I wrote “I’ve attached the letters from the Attleboro School Superintendent’s office indicating
our compliance with Massachusetts case law.”

Which seemed to do the trick once I digitized the letters and e-mailed them.

I wanted to say, “GED over my dead body,” but I was good.

Some applications asked for the information in one form, some in another. All of these documents were used at one time or another:

  • Books Ben had read, including text books.
  • Resume including work and volunteer experience
  • Just Volunteer Experience
  • Just Work Experience
  • Classes I taught with the rubrics I used to grade him
  • Classes others taught Ben with the rubrics they used to grade him
  • Formally formatted transcript with GPA

If there were impressive adults who know Ben, I made Ben ask them to file letters of recommendation – chess club, library, church, work, F.I.R.S.T. Lego League volunteer, Band, flute, and Good Company Tutorials were all fair game.

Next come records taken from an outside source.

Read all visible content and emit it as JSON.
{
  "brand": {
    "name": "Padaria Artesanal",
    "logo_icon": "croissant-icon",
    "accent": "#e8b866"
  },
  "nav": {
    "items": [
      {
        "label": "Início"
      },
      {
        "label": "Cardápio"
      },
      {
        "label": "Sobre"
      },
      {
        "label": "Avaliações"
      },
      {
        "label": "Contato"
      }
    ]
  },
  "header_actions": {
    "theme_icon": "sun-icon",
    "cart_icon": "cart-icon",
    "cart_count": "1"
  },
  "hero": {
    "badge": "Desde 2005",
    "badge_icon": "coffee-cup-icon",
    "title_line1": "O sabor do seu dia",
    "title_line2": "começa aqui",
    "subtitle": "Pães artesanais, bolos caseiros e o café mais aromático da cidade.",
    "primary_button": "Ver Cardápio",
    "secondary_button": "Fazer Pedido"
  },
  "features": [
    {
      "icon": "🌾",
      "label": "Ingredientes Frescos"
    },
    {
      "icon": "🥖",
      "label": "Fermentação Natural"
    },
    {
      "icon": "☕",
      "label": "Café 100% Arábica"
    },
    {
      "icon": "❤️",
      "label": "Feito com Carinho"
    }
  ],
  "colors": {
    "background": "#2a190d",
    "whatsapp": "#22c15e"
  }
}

Not everyone was willing or able to log onto the common app, I had to do some technical assistance with e-mail login and how to turn a .doc into a .pdf.

Since several colleges wanted the math teacher and science teacher and guidance councilor to write letters of recommendation, I wound up with two accounts on the common app, one as guidance councilor Christine, one as math/science teacher Christine.  It was embarrassing that I wrote more essays for some colleges than Ben did – but – I actually was his math teacher, science teacher and guidance councilor.